Tests to check you are fit for surgery
You have tests before your operation to check:
- your fitness for an anaesthetic, if you need one
- that you’ll make a good recovery from surgery
You might not need all of these tests if you had them when you were diagnosed. Tests include:
- blood tests to check your general health and how well your kidneys are working
- an ECG to check that your heart is healthy
- breathing tests (called lung function tests)
- an echocardiogram (a painless test of your heart using sound waves)
- a chest x-ray to check that your lungs are healthy
Pre assessment clinic
Your pre assessment appointment prepares you for your operation. You usually have it 1 to 2 weeks before your surgery.
You meet members of your treatment team at this appointment and you can sign the consent form to agree to the operation.
Ask lots of questions. It helps to write down all your questions beforehand to take with you. The more you know about what is going to happen, the less frightening it will seem.
You can ask more questions when you go into hospital so don’t worry if you forget to ask some. At the hospital you might meet:
A member of the surgical team will tell you about:
- the operation you are going to have
- the benefits of having surgery
- the possible risks
- what to expect afterwards
Your surgeon will also explain whether you are going to have a hole made into your neck (a tracheostomy) - and what this involves.
The anaesthetist gives you the anaesthetic and looks after you during the operation. They make sure you’re fit enough for the surgery.
The clinical nurse specialist
The nurse checks your:
- general health
- blood pressure
The nurse also checks what help and support you have to see what you will need when you go home. They are your point of contact and care for you throughout your treatment.
In case you need to have a tracheostomy, the clinical nurse specialist will also tell you how you can look after it.
The dietitian gives you help and advice about managing your diet. They:
- help you get as well as possible before your operation
- explain how the surgery affects your diet
- give useful tips on how to increase your nutrients and calories
- might give you nutritional supplement drinks to have before surgery
Some people need a feeding tube in their stomach or small bowel. This makes sure you get the nutrition you need before your surgery.

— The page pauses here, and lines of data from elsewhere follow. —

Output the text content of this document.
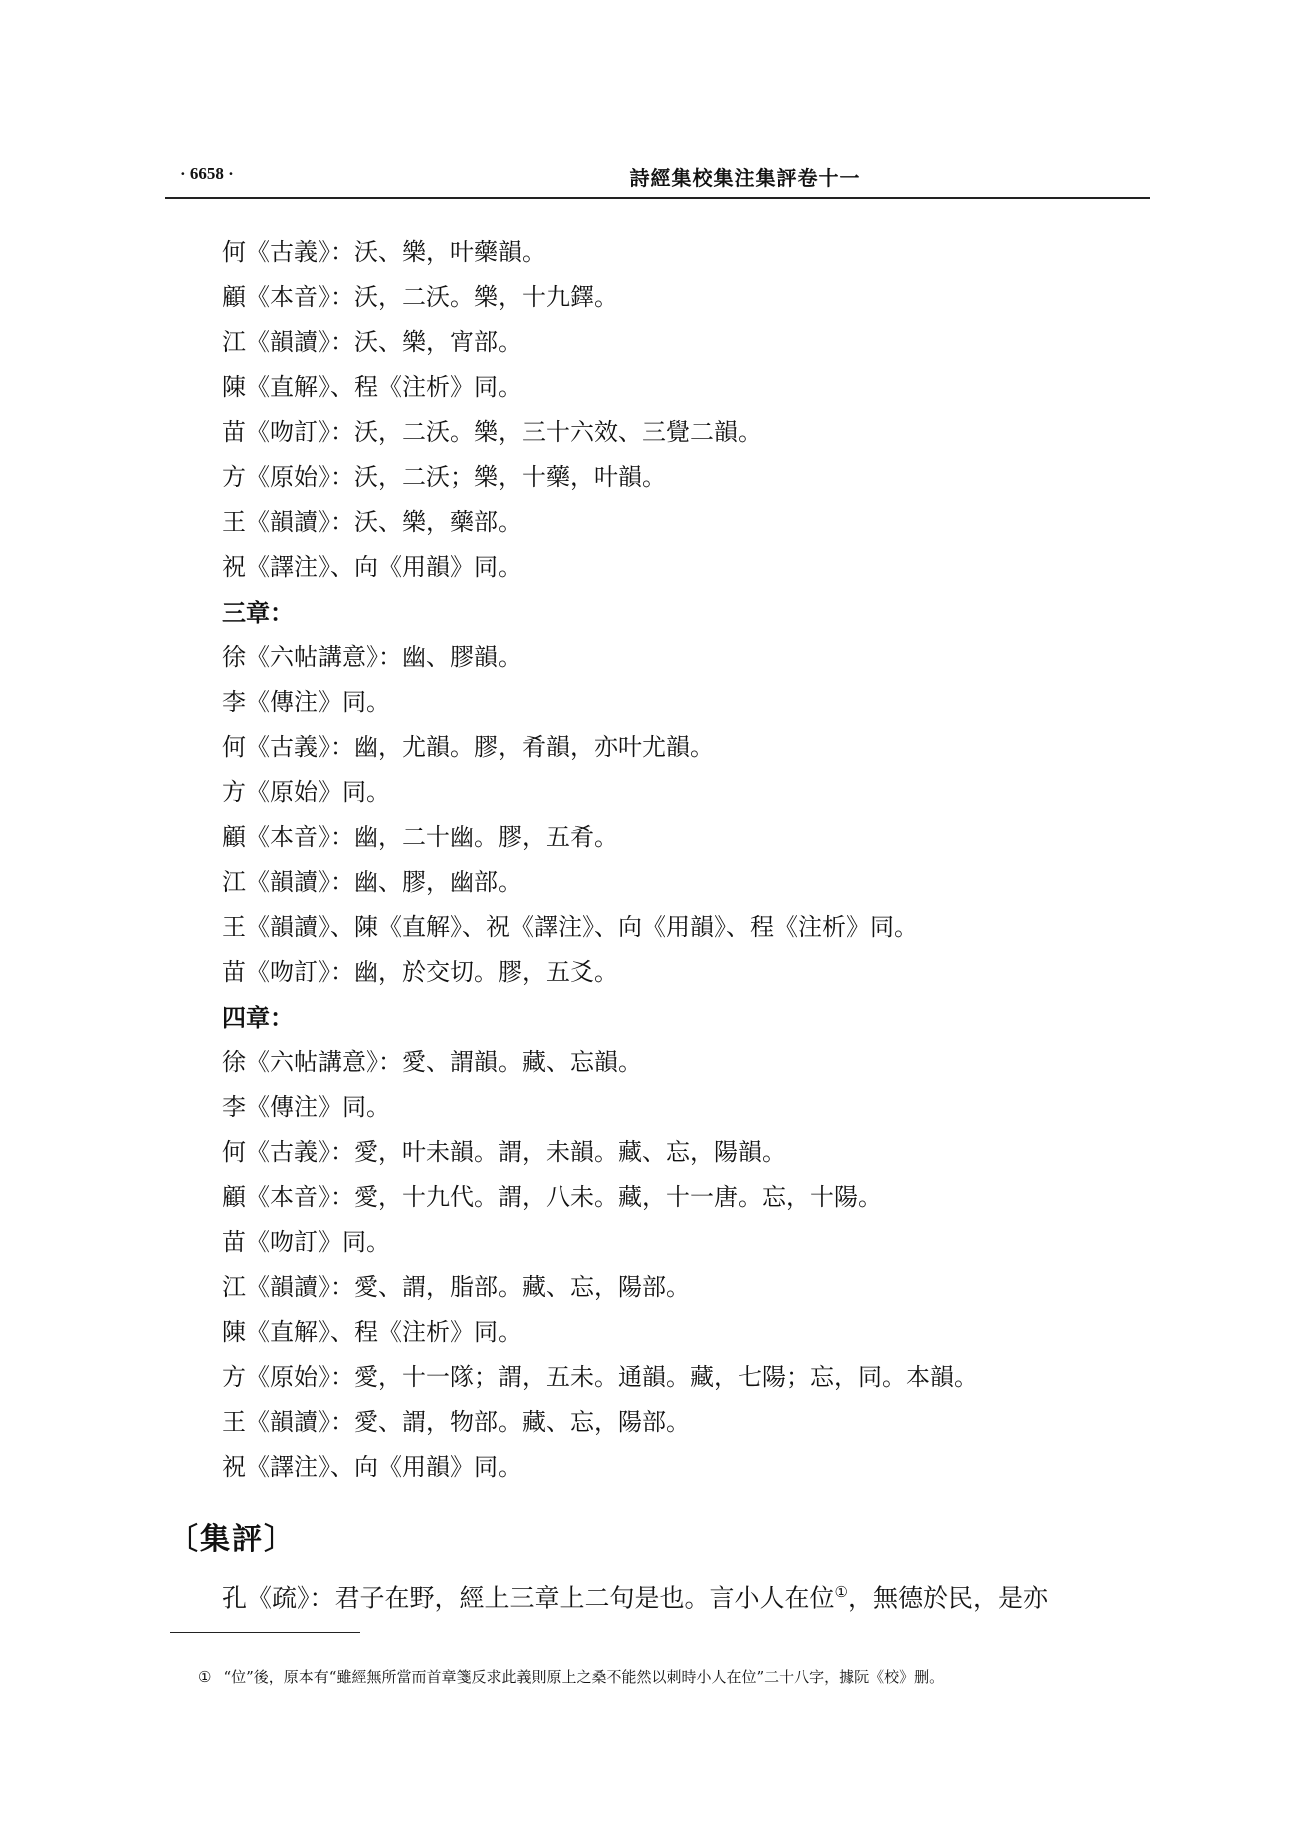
· 6658 ·	詩經集校集注集評卷十一
何《古義》：沃、樂，叶藥韻。
顧《本音》：沃，二沃。樂，十九鐸。
江《韻讀》：沃、樂，宵部。
陳《直解》、程《注析》同。
苗《吻訂》：沃，二沃。樂，三十六效、三覺二韻。
方《原始》：沃，二沃；樂，十藥，叶韻。
王《韻讀》：沃、樂，藥部。
祝《譯注》、向《用韻》同。
三章：
徐《六帖講意》：幽、膠韻。
李《傳注》同。
何《古義》：幽，尤韻。膠，肴韻，亦叶尤韻。
方《原始》同。
顧《本音》：幽，二十幽。膠，五肴。
江《韻讀》：幽、膠，幽部。
王《韻讀》、陳《直解》、祝《譯注》、向《用韻》、程《注析》同。
苗《吻訂》：幽，於交切。膠，五爻。
四章：
徐《六帖講意》：愛、謂韻。藏、忘韻。
李《傳注》同。
何《古義》：愛，叶未韻。謂，未韻。藏、忘，陽韻。
顧《本音》：愛，十九代。謂，八未。藏，十一唐。忘，十陽。
苗《吻訂》同。
江《韻讀》：愛、謂，脂部。藏、忘，陽部。
陳《直解》、程《注析》同。
方《原始》：愛，十一隊；謂，五未。通韻。藏，七陽；忘，同。本韻。
王《韻讀》：愛、謂，物部。藏、忘，陽部。
祝《譯注》、向《用韻》同。
〔集評〕
孔《疏》：君子在野，經上三章上二句是也。言小人在位①，無德於民，是亦
① “位”後，原本有“雖經無所當而首章箋反求此義則原上之桑不能然以刺時小人在位”二十八字，據阮《校》删。
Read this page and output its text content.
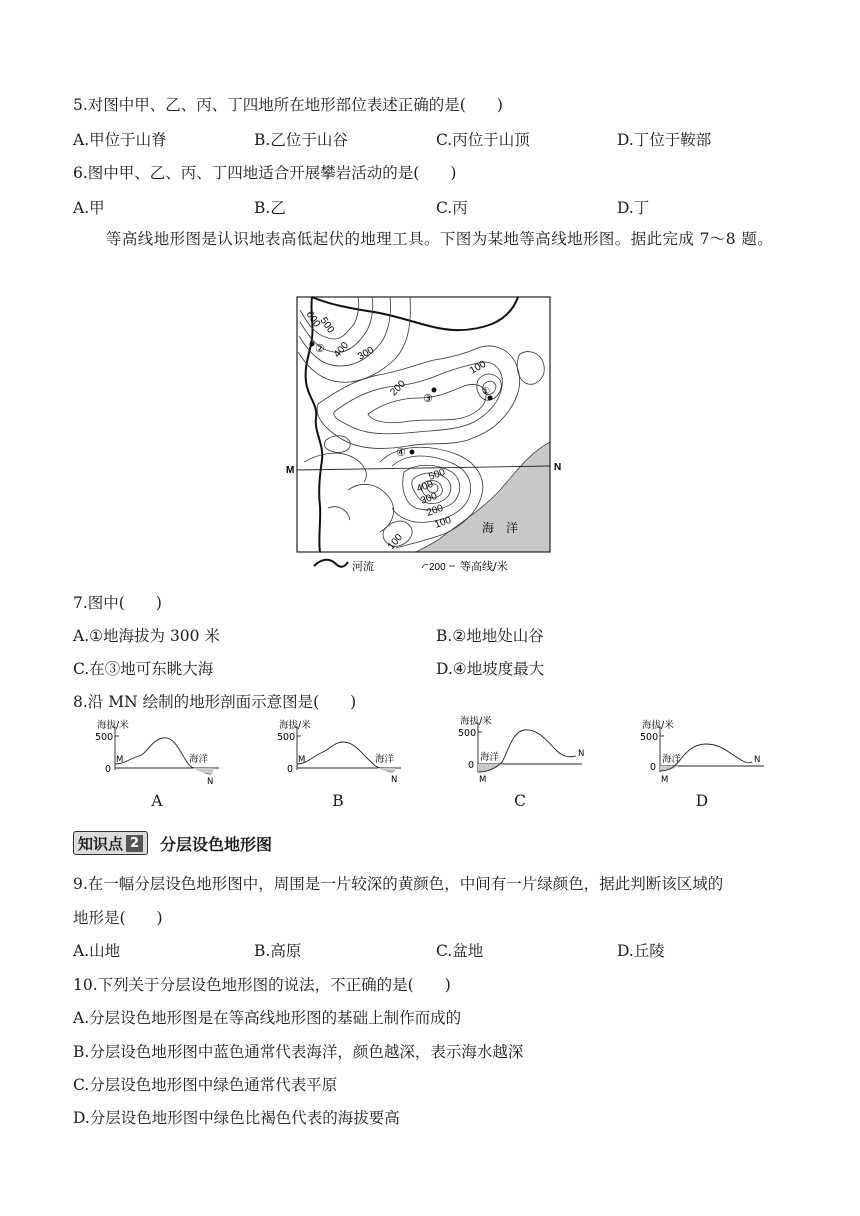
5.对图中甲、乙、丙、丁四地所在地形部位表述正确的是(　　)
A.甲位于山脊	B.乙位于山谷	C.丙位于山顶	D.丁位于鞍部
6.图中甲、乙、丙、丁四地适合开展攀岩活动的是(　　)
A.甲	B.乙	C.丙	D.丁
等高线地形图是认识地表高低起伏的地理工具。下图为某地等高线地形图。据此完成 7～8 题。
M	N
600
500
400 300
100
200
500
400
300
200
100
100
①
②
③
④
海　洋
河流	200 等高线/米
7.图中(　　)
A.①地海拔为 300 米	B.②地地处山谷
C.在③地可东眺大海	D.④地坡度最大
8.沿 MN 绘制的地形剖面示意图是(　　)
海拔/米
500
0
M	海洋
N
A
海拔/米
500
0
M	海洋
N
B
海拔/米
500
0
海洋
M
N
C
海拔/米
500
0
海洋
M
N
D
知识点 2 分层设色地形图
9.在一幅分层设色地形图中，周围是一片较深的黄颜色，中间有一片绿颜色，据此判断该区域的
地形是(　　)
A.山地	B.高原	C.盆地	D.丘陵
10.下列关于分层设色地形图的说法，不正确的是(　　)
A.分层设色地形图是在等高线地形图的基础上制作而成的
B.分层设色地形图中蓝色通常代表海洋，颜色越深，表示海水越深
C.分层设色地形图中绿色通常代表平原
D.分层设色地形图中绿色比褐色代表的海拔要高
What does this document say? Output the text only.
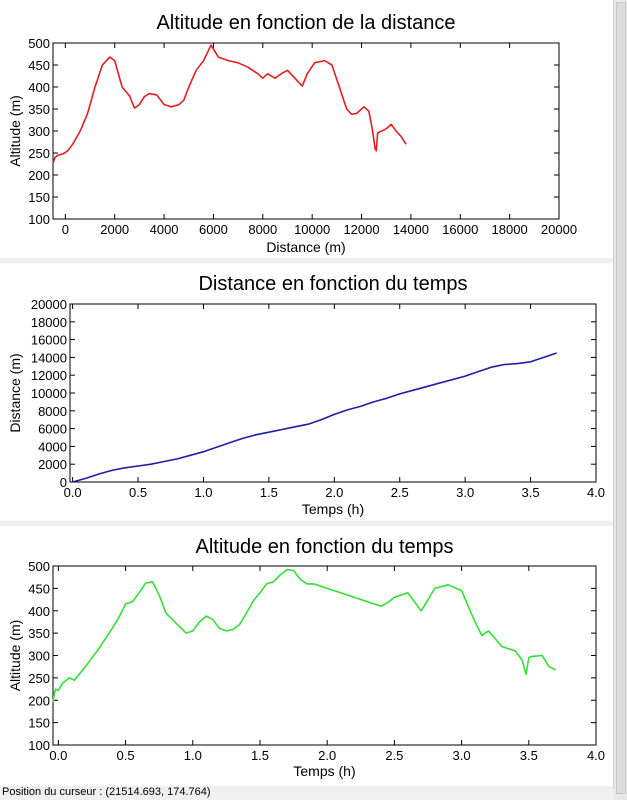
Altitude en fonction de la distance
Distance (m)
Altitude (m)
0 2000 4000 6000 8000 10000 12000 14000 16000 18000 20000
100
150
200
250
300
350
400
450
500
Distance en fonction du temps
Temps (h)
Distance (m)
0.0	0.5	1.0	1.5	2.0	2.5	3.0	3.5	4.0
0
2000
4000
6000
8000
10000
12000
14000
16000
18000
20000
Altitude en fonction du temps
Temps (h)
Altitude (m)
0.0	0.5	1.0	1.5	2.0	2.5	3.0	3.5	4.0
100
150
200
250
300
350
400
450
500
Position du curseur : (21514.693, 174.764)
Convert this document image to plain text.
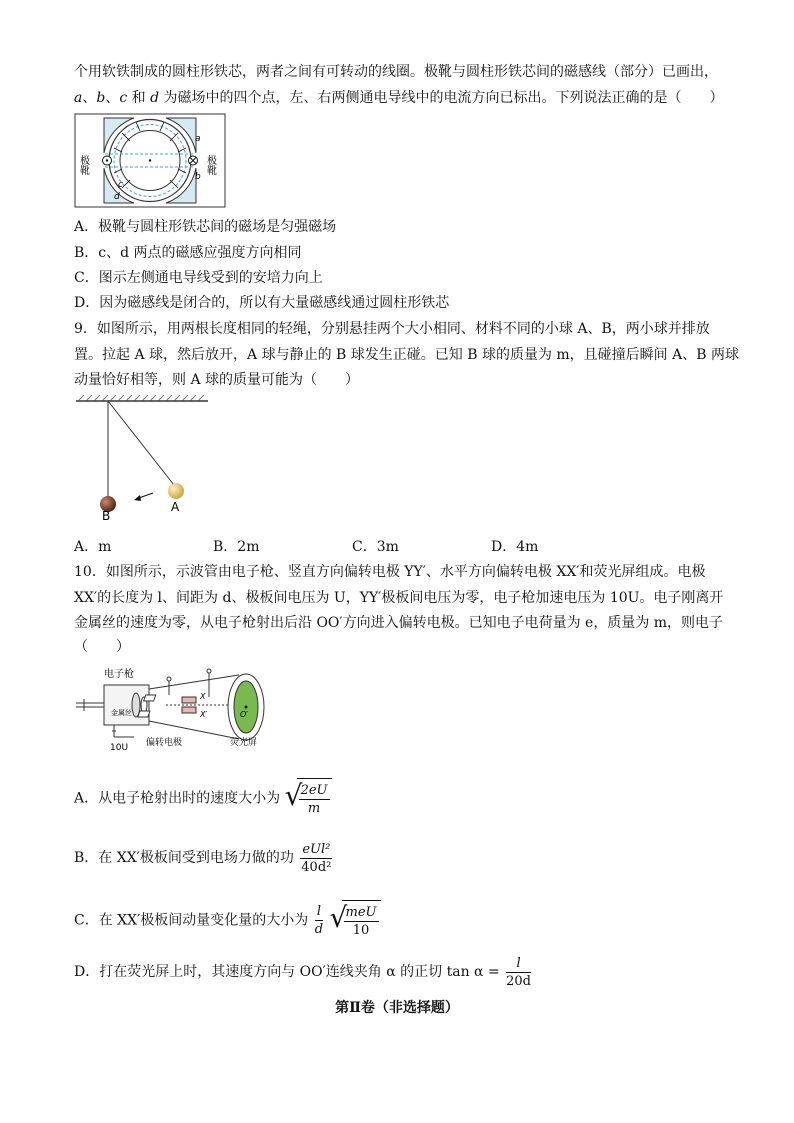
个用软铁制成的圆柱形铁芯，两者之间有可转动的线圈。极靴与圆柱形铁芯间的磁感线（部分）已画出，
a、b、c 和 d 为磁场中的四个点，左、右两侧通电导线中的电流方向已标出。下列说法正确的是（　　）
极靴	极靴
a
b
c
d
A．极靴与圆柱形铁芯间的磁场是匀强磁场
B．c、d 两点的磁感应强度方向相同
C．图示左侧通电导线受到的安培力向上
D．因为磁感线是闭合的，所以有大量磁感线通过圆柱形铁芯
9．如图所示，用两根长度相同的轻绳，分别悬挂两个大小相同、材料不同的小球 A、B，两小球并排放
置。拉起 A 球，然后放开，A 球与静止的 B 球发生正碰。已知 B 球的质量为 m，且碰撞后瞬间 A、B 两球
动量恰好相等，则 A 球的质量可能为（　　）
B
A
A．m	B．2m	C．3m	D．4m
10．如图所示，示波管由电子枪、竖直方向偏转电极 YY′、水平方向偏转电极 XX′和荧光屏组成。电极
XX′的长度为 l、间距为 d、极板间电压为 U，YY′极板间电压为零，电子枪加速电压为 10U。电子刚离开
金属丝的速度为零，从电子枪射出后沿 OO′方向进入偏转电极。已知电子电荷量为 e，质量为 m，则电子
（　　）
电子枪
金属丝
10U 偏转电极	荧光屏
X
X′	O′
A．从电子枪射出时的速度大小为 √
$\frac{2eU}{m}$
B．在 XX′极板间受到电场力做的功 $\frac{\text{eUl²}}{\text{40d²}}$
C．在 XX′极板间动量变化量的大小为 $\frac{l}{d}$
√
$\frac{\text{meU}}{10}$
D．打在荧光屏上时，其速度方向与 OO′连线夹角 α 的正切 $\tan \alpha = \frac{l}{20d}$
第Ⅱ卷（非选择题）
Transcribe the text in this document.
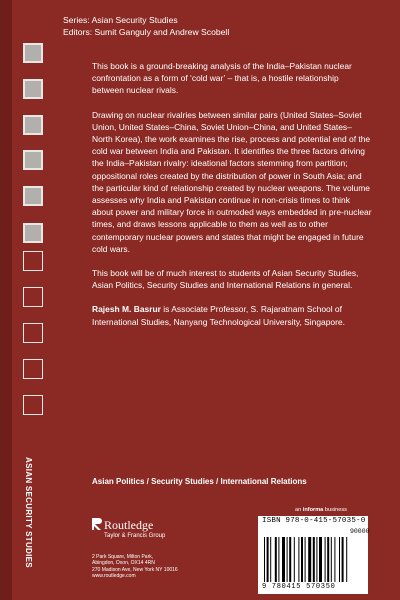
Series: Asian Security Studies
Editors: Sumit Ganguly and Andrew Scobell
ASIAN SECURITY STUDIES

This book is a ground-breaking analysis of the India–Pakistan nuclear confrontation as a form of ‘cold war’ – that is, a hostile relationship between nuclear rivals.

Drawing on nuclear rivalries between similar pairs (United States–Soviet Union, United States–China, Soviet Union–China, and United States–North Korea), the work examines the rise, process and potential end of the cold war between India and Pakistan. It identifies the three factors driving the India–Pakistan rivalry: ideational factors stemming from partition; oppositional roles created by the distribution of power in South Asia; and the particular kind of relationship created by nuclear weapons. The volume assesses why India and Pakistan continue in non-crisis times to think about power and military force in outmoded ways embedded in pre-nuclear times, and draws lessons applicable to them as well as to other contemporary nuclear powers and states that might be engaged in future cold wars.

This book will be of much interest to students of Asian Security Studies, Asian Politics, Security Studies and International Relations in general.

Rajesh M. Basrur is Associate Professor, S. Rajaratnam School of International Studies, Nanyang Technological University, Singapore.

Asian Politics / Security Studies / International Relations
Routledge
Taylor & Francis Group
2 Park Square, Milton Park,
Abingdon, Oxon, OX14 4RN
270 Madison Ave, New York NY 10016
www.routledge.com
an informa business
ISBN 978-0-415-57035-0
90000
9 780415 570350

The physiotherapist assesses how well you can move around. They let the doctors know if there is anything that could affect your recovery.
The physios also teach you leg and breathing exercises to do after your operation to help with recovery. Learning how to do the exercises beforehand makes it easier afterwards.
The speech and language therapist
Sometimes having surgery to the mouth and oropharynx can cause problems with speech. A speech and language therapist will talk to you about how to communicate afterwards.
Learning breathing and leg exercises
Breathing exercises help to stop you from getting a chest infection. If you smoke, it helps if you can stop at least a few weeks before your operation.
Leg exercises help to stop clots forming in your legs. You might also have medicines to stop the blood from clotting. You have them as small injections just under the skin. They are heparin, tinzaparin or dalteparin.
You start the injections just before your operation. You might also wear compression stockings.
This 3-minute video shows you how to do the breathing and leg exercises.
Breathing and circulation exercises after surgery
These exercises help prevent you developing a chest infection or blood clots in your legs after surgery. These problems are more likely when you are not moving around as you would normally.
You can do these breathing exercises while sitting up in a chair or in a bed or whilst lying down.
Relax your shoulders and upper chest.
Take a slow, deep, comfortable breath in and hold for a couple of seconds, then slowly breathe out.
Repeat this 3 times.
You can start these breathing exercises as soon as you come round from your anaesthetic.
You should try to do them every hour when awake until you are fully mobile.
If you need to cough, support your wound with your arms, a pillow or a rolled up towel.
If you are struggling to clear any phlegm, try a hu. This is where you breathe out in a short, sharp manner as if you were trying to steam up a mirror.
You should move about as soon as possible after your operation. But while you are not as mobile, try to keep your legs moving to encourage better circulation.
You can do these exercises in a bed or in a chair.
One foot at a time point your toes away from you then pull your toes towards your chin.
Try to do 10 of these on both feet at least 2-3 times an hour.
The next exercise is circling your ankles. One at time circle your ankles, clockwise and then anticlockwise. Repeat this 10 times with each ankle 2-3 times an hour.
Smoking is a main risk factor for mouth and oropharyngeal cancer. And continuing smoking increases your risk of the cancer coming back. Smoking can also slow down wound healing and make complications more likely after surgery.
Your doctor will encourage you to stop smoking before the surgery. But it can be difficult if you have smoked for a long time.
The evening before
Your nurse may give you a carbohydrate rich drink to have the evening before the operation. You might also have it on the morning of surgery. The drink gives you energy and can speed up your recovery. Your nurse will check your blood pressure, pulse and breathing rate.